Le marché du luxe repose sur un idéal de rareté et d’exclusivité qui semble, au premier abord, contradictoire avec l’accessibilité universelle portée par Internet. Avec seulement 10% des ventes sur le Web en 2018, les maisons du luxe ont longtemps perçu dans ce canal un risque de vulgarisation incompatible avec leur positionnement d’exception. De plus, l’expérience client a une importance capitale en boutique : toucher un cuir extraordinaire, sentir une fragrance, déguster un grand cru sont autant d’expériences sensorielles que le digital n’offre pas. Il en va de même pour toute la cérémonie de vente qui est essentielle à la relation client. Comment les maisons de luxe ont-elles relevé le défi de préserver leur héritage tout en répondant à l’attente client de nouveaux par[1]cours digitalisés ?

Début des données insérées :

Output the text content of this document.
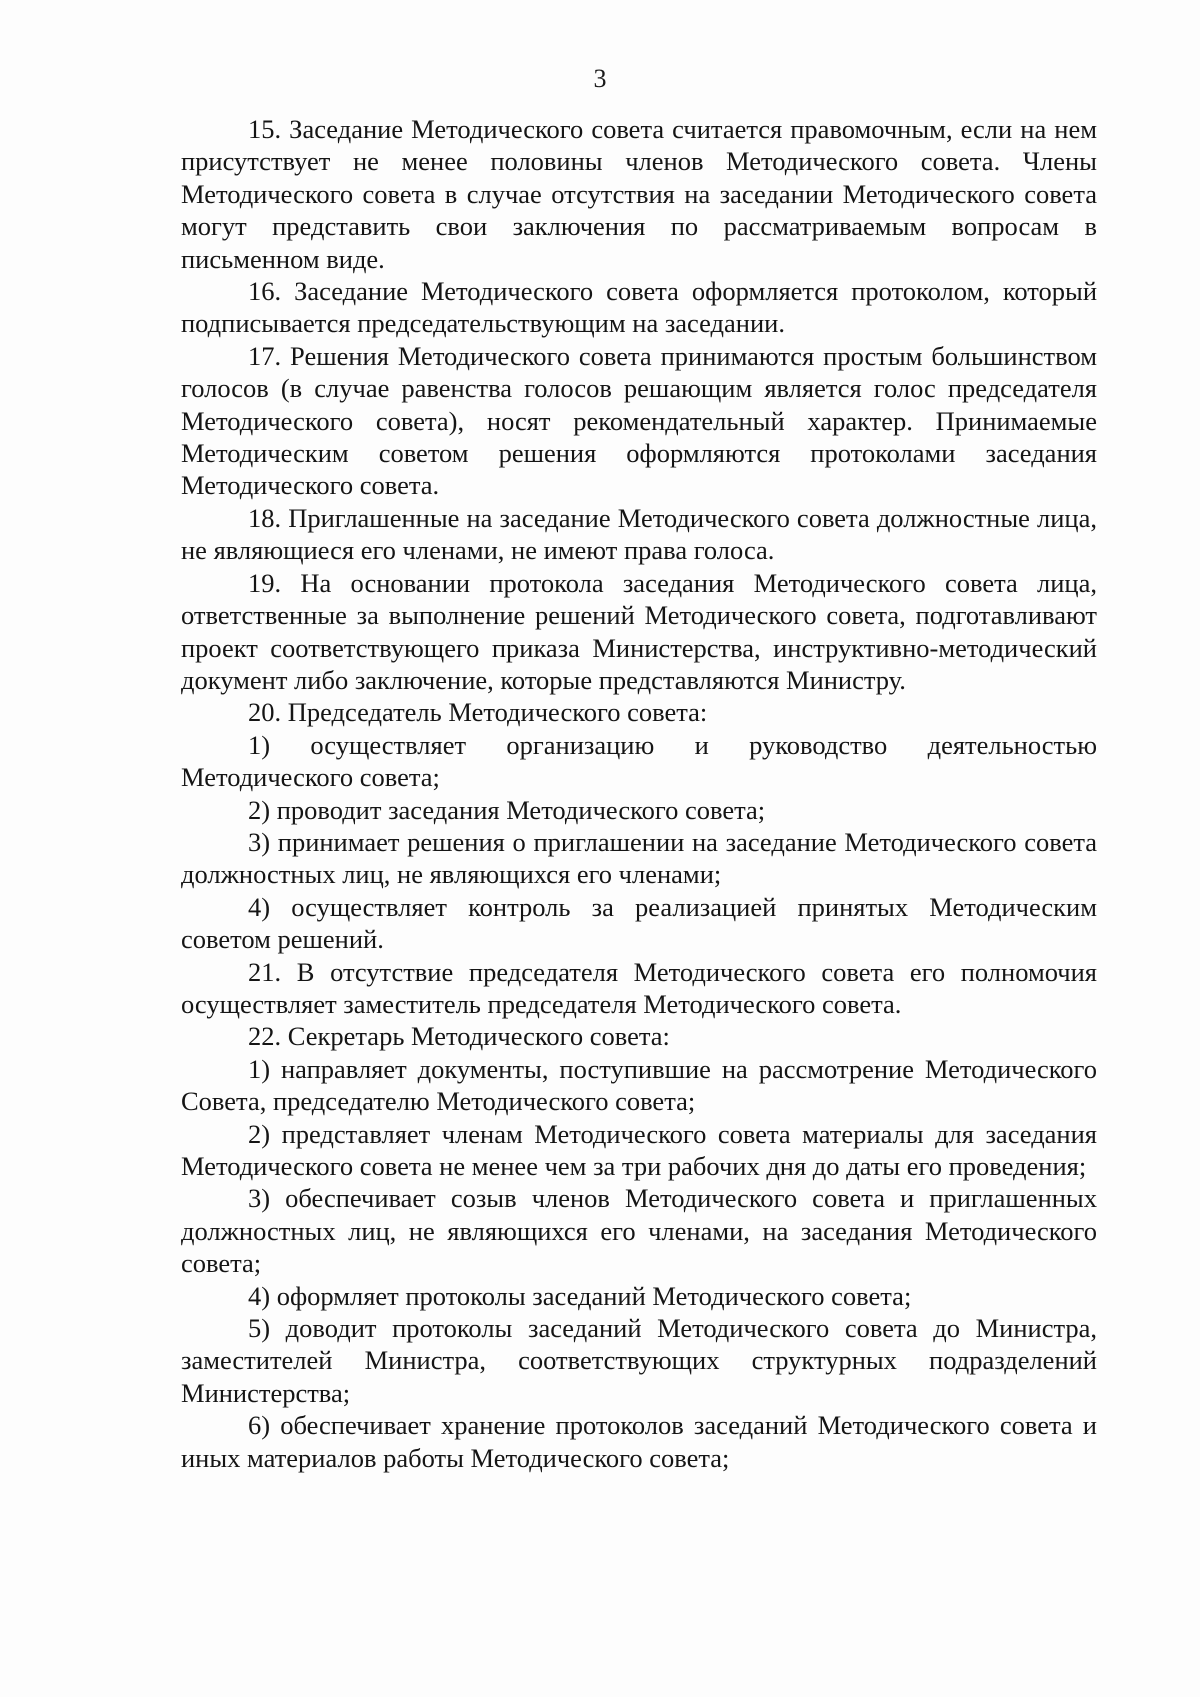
3

15. Заседание Методического совета считается правомочным, если на нем присутствует не менее половины членов Методического совета. Члены Методического совета в случае отсутствия на заседании Методического совета могут представить свои заключения по рассматриваемым вопросам в письменном виде.

16. Заседание Методического совета оформляется протоколом, который подписывается председательствующим на заседании.

17. Решения Методического совета принимаются простым большинством голосов (в случае равенства голосов решающим является голос председателя Методического совета), носят рекомендательный характер. Принимаемые Методическим советом решения оформляются протоколами заседания Методического совета.

18. Приглашенные на заседание Методического совета должностные лица, не являющиеся его членами, не имеют права голоса.

19. На основании протокола заседания Методического совета лица, ответственные за выполнение решений Методического совета, подготавливают проект соответствующего приказа Министерства, инструктивно-методический документ либо заключение, которые представляются Министру.

20. Председатель Методического совета:

1) осуществляет организацию и руководство деятельностью Методического совета;

2) проводит заседания Методического совета;

3) принимает решения о приглашении на заседание Методического совета должностных лиц, не являющихся его членами;

4) осуществляет контроль за реализацией принятых Методическим советом решений.

21. В отсутствие председателя Методического совета его полномочия осуществляет заместитель председателя Методического совета.

22. Секретарь Методического совета:

1) направляет документы, поступившие на рассмотрение Методического Совета, председателю Методического совета;

2) представляет членам Методического совета материалы для заседания Методического совета не менее чем за три рабочих дня до даты его проведения;

3) обеспечивает созыв членов Методического совета и приглашенных должностных лиц, не являющихся его членами, на заседания Методического совета;

4) оформляет протоколы заседаний Методического совета;

5) доводит протоколы заседаний Методического совета до Министра, заместителей Министра, соответствующих структурных подразделений Министерства;

6) обеспечивает хранение протоколов заседаний Методического совета и иных материалов работы Методического совета;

La crise sanitaire qu’a traversée la planète durant ses 18 derniers mois a considérablement impacté les habitudes des clients des marques de luxe et concrétisé l’émergence de nouveaux parcours client portés par la technologie, qui sont venus compléter les expériences de vente classiques, voire se substituer à des canaux historiques de vente comme le travel retail, jadis considéré comme le sixième continent du marché du luxe.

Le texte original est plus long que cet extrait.